The function of a line is y^2 + x^3 = 9. I calculated the slope of its tangent to be -3x^2/2y. The question asked us to find a point(s) so that the equation of its tangent line is y + 6x = 13. So it's slope must be -6 at that point.

I got (2,1) as a point. Are there more than one, or is that the only one?

 

[rock.freak667]

well you will have 3x²/2y =6 such that x²=4y

So for each 'x' you pick, there will be a corresponding value of 'y' from that relation.
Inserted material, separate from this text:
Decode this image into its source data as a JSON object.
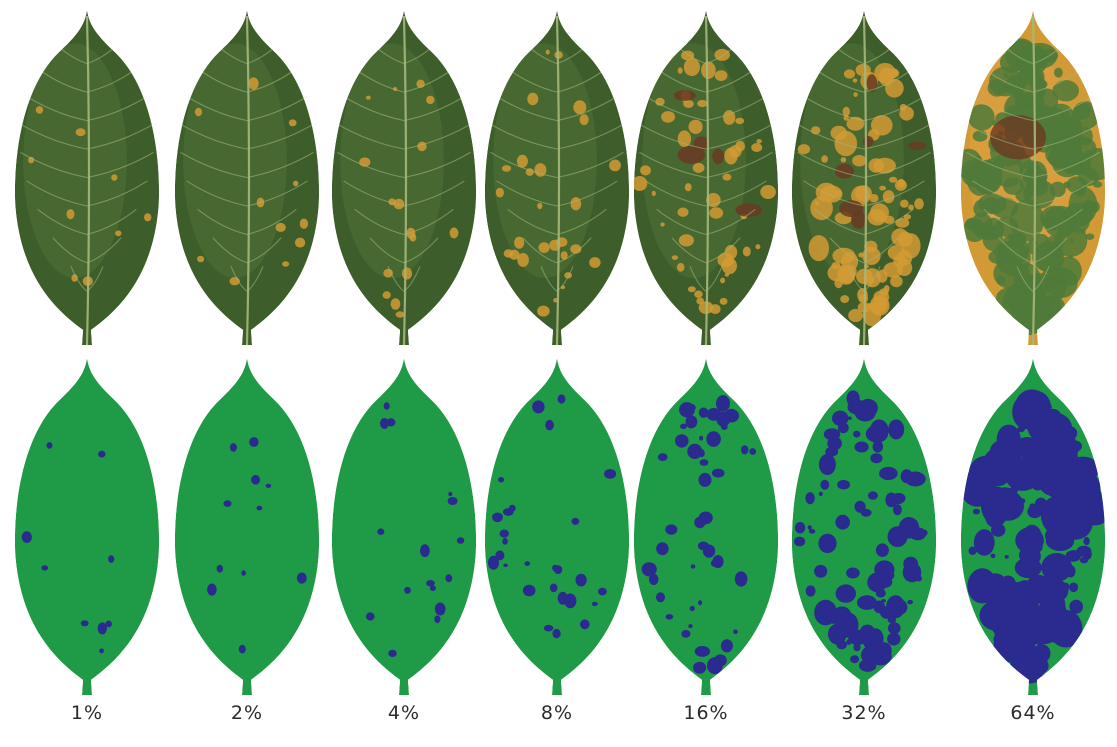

Yes (2,1) is a point, so is (-2,1)

 

[BrownianMan]

But if the point is (-2,1), then the equation for the tangent line can't be y + 6x = 13, because (-2,1) isn't on the line y + 6x = 13.

 

[Mark44]

So here's what you know:
For the curve y^2 + x^3 = 9 (it's not a line, as you stated), y' = -3x^2/(2y).
The slope of the specified tangent line is -6.
Equating those values gives x^2 = 4y ==> x = +/-2sqrt(y)

Now substitute for x in the equation of the tangent line y = -6x + 13. This gives you two values of y, one of which is y = 1. The other is extraneous.
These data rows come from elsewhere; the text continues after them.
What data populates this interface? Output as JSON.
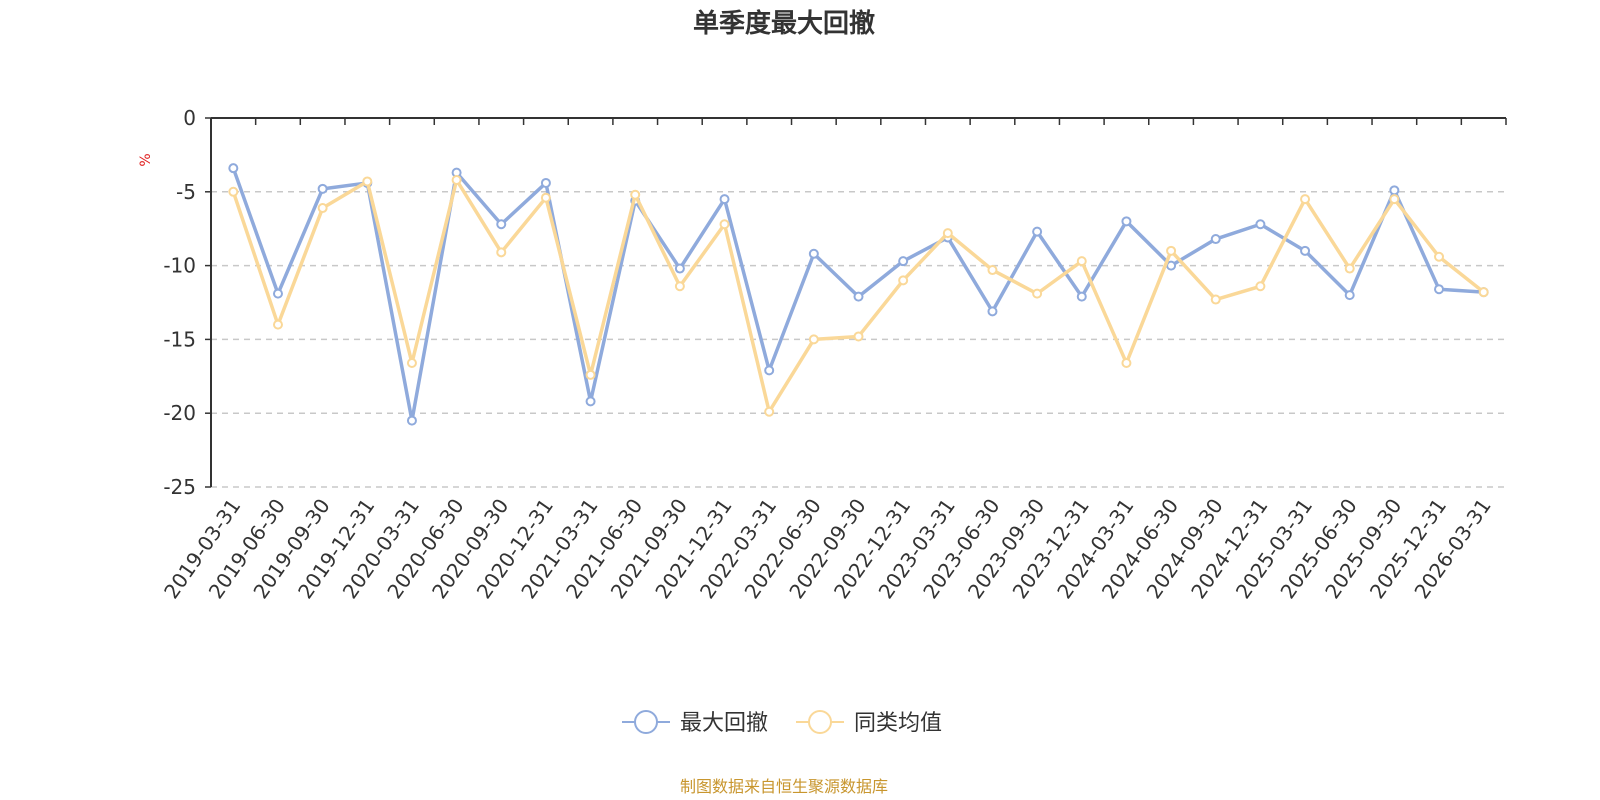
{
  "chart_data": {
    "type": "line",
    "title": "单季度最大回撤",
    "ylabel": "%",
    "xlabel": "",
    "ylim": [
      -25,
      0
    ],
    "yticks": [
      0,
      -5,
      -10,
      -15,
      -20,
      -25
    ],
    "grid": true,
    "legend_position": "bottom-center",
    "categories": [
      "2019-03-31",
      "2019-06-30",
      "2019-09-30",
      "2019-12-31",
      "2020-03-31",
      "2020-06-30",
      "2020-09-30",
      "2020-12-31",
      "2021-03-31",
      "2021-06-30",
      "2021-09-30",
      "2021-12-31",
      "2022-03-31",
      "2022-06-30",
      "2022-09-30",
      "2022-12-31",
      "2023-03-31",
      "2023-06-30",
      "2023-09-30",
      "2023-12-31",
      "2024-03-31",
      "2024-06-30",
      "2024-09-30",
      "2024-12-31",
      "2025-03-31",
      "2025-06-30",
      "2025-09-30",
      "2025-12-31",
      "2026-03-31"
    ],
    "series": [
      {
        "name": "最大回撤",
        "color": "#8faadc",
        "values": [
          -3.4,
          -11.9,
          -4.8,
          -4.4,
          -20.5,
          -3.7,
          -7.2,
          -4.4,
          -19.2,
          -5.6,
          -10.2,
          -5.5,
          -17.1,
          -9.2,
          -12.1,
          -9.7,
          -8.1,
          -13.1,
          -7.7,
          -12.1,
          -7.0,
          -10.0,
          -8.2,
          -7.2,
          -9.0,
          -12.0,
          -4.9,
          -11.6,
          -11.8
        ]
      },
      {
        "name": "同类均值",
        "color": "#fad898",
        "values": [
          -5.0,
          -14.0,
          -6.1,
          -4.3,
          -16.6,
          -4.2,
          -9.1,
          -5.4,
          -17.4,
          -5.2,
          -11.4,
          -7.2,
          -19.9,
          -15.0,
          -14.8,
          -11.0,
          -7.8,
          -10.3,
          -11.9,
          -9.7,
          -16.6,
          -9.0,
          -12.3,
          -11.4,
          -5.5,
          -10.2,
          -5.5,
          -9.4,
          -11.8
        ]
      }
    ]
  },
  "footer": {
    "source": "制图数据来自恒生聚源数据库"
  }
}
Now substitute this y value in the equation of your curve y^2 + x^3 = 9, and you get only one x-value.

(-2, 1) is not a point on your curve.

 

[BrownianMan]

So the only point is (2,1) as I stated in my first post, right?

 

[Mark44]

Right. (2, 1) and (2, -1) are both points on the graph of the curve, but only the first point has a tangent whose slope is -6.

 

[BrownianMan]

Thank you so much!